The effective operation of time-critical Internet of things (IoT) applications requires real-time reporting of fresh status information of underlying physical processes. In this paper, a real-time ...IoT monitoring system is considered, in which the IoT devices sample a physical process with a sampling cost and send the status packet to a given destination with an updating cost. This joint status sampling and updating process is designed to minimize the average age of information (AoI) at the destination node under an average energy cost constraint at each device. This stochastic problem is formulated as an infinite horizon average cost constrained Markov decision process (CMDP) and transformed into an unconstrained Markov decision process (MDP) using a Lagrangian method. For the single IoT device case, the optimal policy for the CMDP is shown to be a randomized mixture of two deterministic policies for the unconstrained MDP, which is of threshold type. This reveals a fundamental tradeoff between the average AoI at the destination and the sampling and updating costs. Then, a structure-aware optimal algorithm to obtain the optimal policy of the CMDP is proposed and the impact of the wireless channel dynamics is studied while demonstrating that channels having a larger mean channel gain and less scattering can achieve better AoI performance.

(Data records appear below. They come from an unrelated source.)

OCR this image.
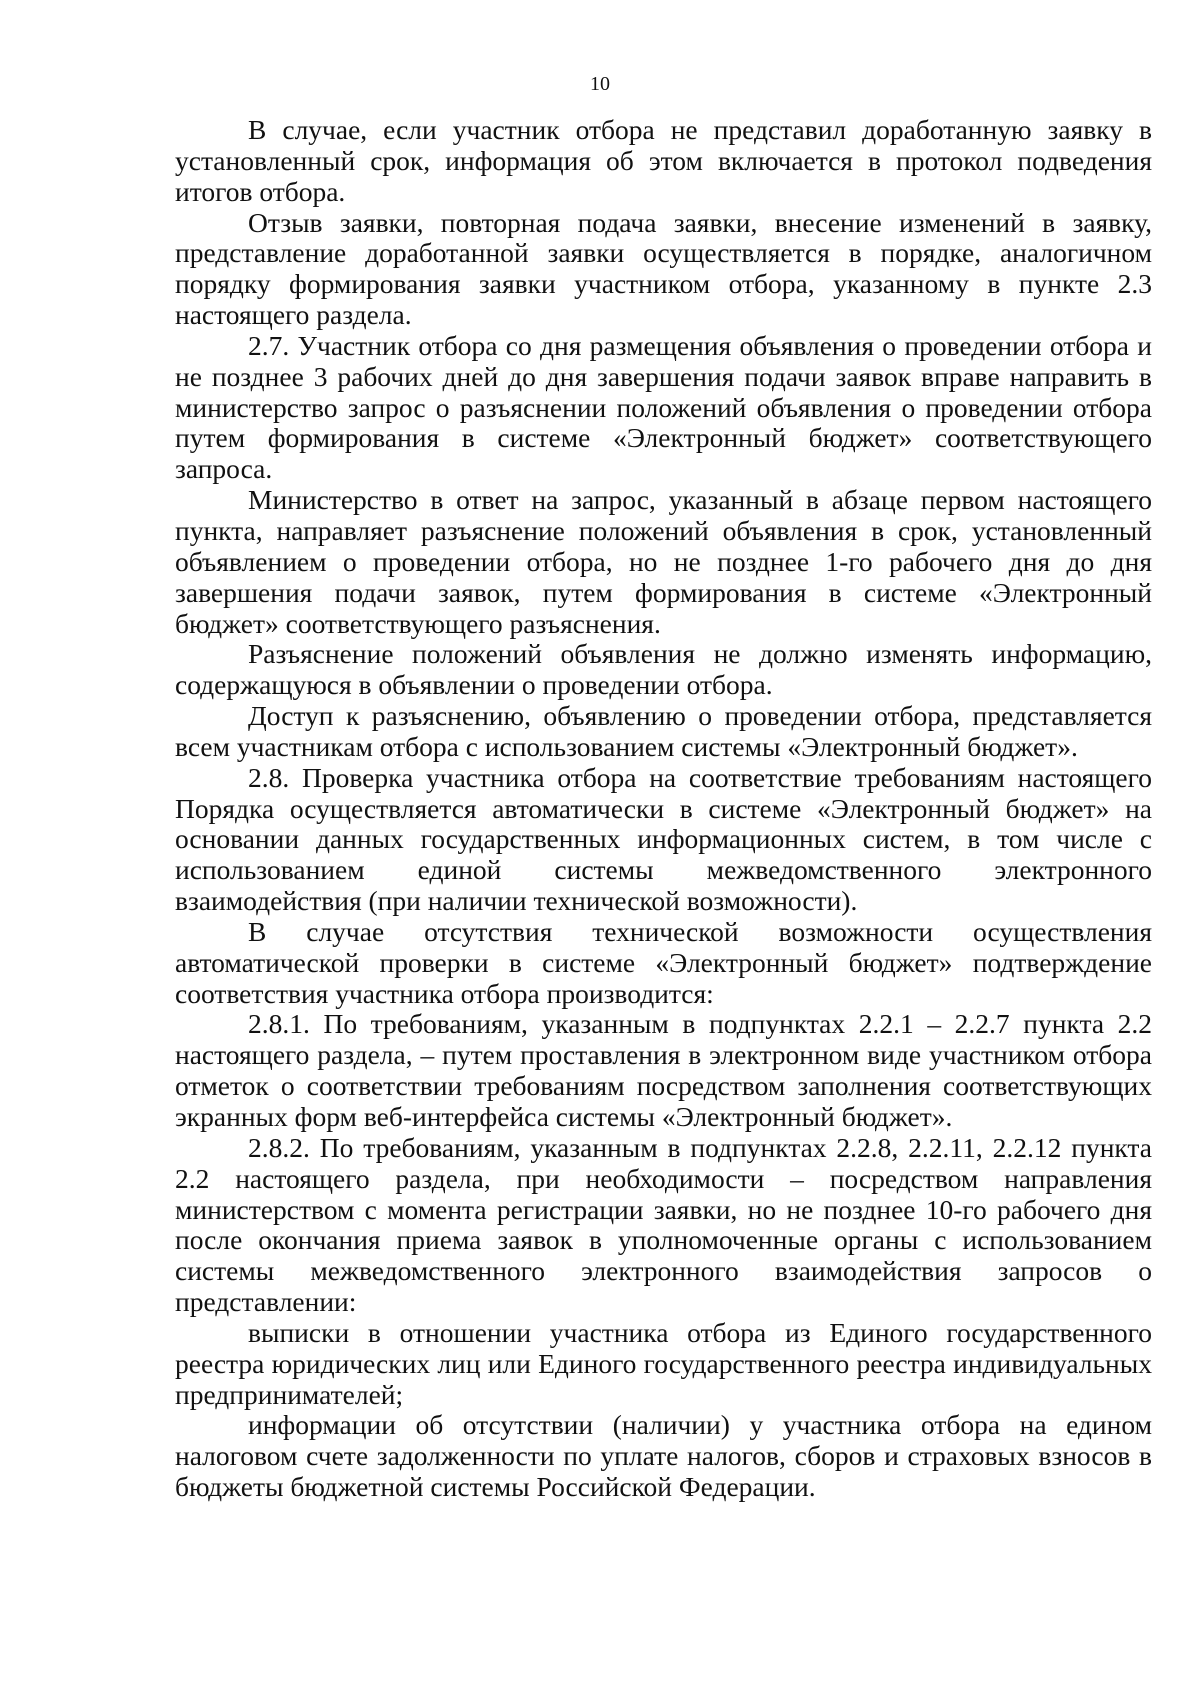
10

В случае, если участник отбора не представил доработанную заявку в установленный срок, информация об этом включается в протокол подведения итогов отбора.

Отзыв заявки, повторная подача заявки, внесение изменений в заявку, представление доработанной заявки осуществляется в порядке, аналогичном порядку формирования заявки участником отбора, указанному в пункте 2.3 настоящего раздела.

2.7. Участник отбора со дня размещения объявления о проведении отбора и не позднее 3 рабочих дней до дня завершения подачи заявок вправе направить в министерство запрос о разъяснении положений объявления о проведении отбора путем формирования в системе «Электронный бюджет» соответствующего запроса.

Министерство в ответ на запрос, указанный в абзаце первом настоящего пункта, направляет разъяснение положений объявления в срок, установленный объявлением о проведении отбора, но не позднее 1-го рабочего дня до дня завершения подачи заявок, путем формирования в системе «Электронный бюджет» соответствующего разъяснения.

Разъяснение положений объявления не должно изменять информацию, содержащуюся в объявлении о проведении отбора.

Доступ к разъяснению, объявлению о проведении отбора, представляется всем участникам отбора с использованием системы «Электронный бюджет».

2.8. Проверка участника отбора на соответствие требованиям настоящего Порядка осуществляется автоматически в системе «Электронный бюджет» на основании данных государственных информационных систем, в том числе с использованием единой системы межведомственного электронного взаимодействия (при наличии технической возможности).

В случае отсутствия технической возможности осуществления автоматической проверки в системе «Электронный бюджет» подтверждение соответствия участника отбора производится:

2.8.1. По требованиям, указанным в подпунктах 2.2.1 – 2.2.7 пункта 2.2 настоящего раздела, – путем проставления в электронном виде участником отбора отметок о соответствии требованиям посредством заполнения соответствующих экранных форм веб-интерфейса системы «Электронный бюджет».

2.8.2. По требованиям, указанным в подпунктах 2.2.8, 2.2.11, 2.2.12 пункта 2.2 настоящего раздела, при необходимости – посредством направления министерством с момента регистрации заявки, но не позднее 10-го рабочего дня после окончания приема заявок в уполномоченные органы с использованием системы межведомственного электронного взаимодействия запросов о представлении:

выписки в отношении участника отбора из Единого государственного реестра юридических лиц или Единого государственного реестра индивидуальных предпринимателей;

информации об отсутствии (наличии) у участника отбора на едином налоговом счете задолженности по уплате налогов, сборов и страховых взносов в бюджеты бюджетной системы Российской Федерации.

For the case of multiple IoT devices, a low-complexity semi-distributed suboptimal policy is proposed with the updating control at the destination and the sampling control at each IoT device. Then, an online learning algorithm is developed to obtain this policy, which can be implemented at each IoT device and requires only the local knowledge and small signaling from the destination. The proposed learning algorithm is shown to converge almost surely to the suboptimal policy. Simulation results show the structural properties of the optimal policy for the single IoT device case; and show that the proposed policy for multiple IoT devices outperforms a zero-wait baseline policy, with average AoI reductions reaching up to 33%.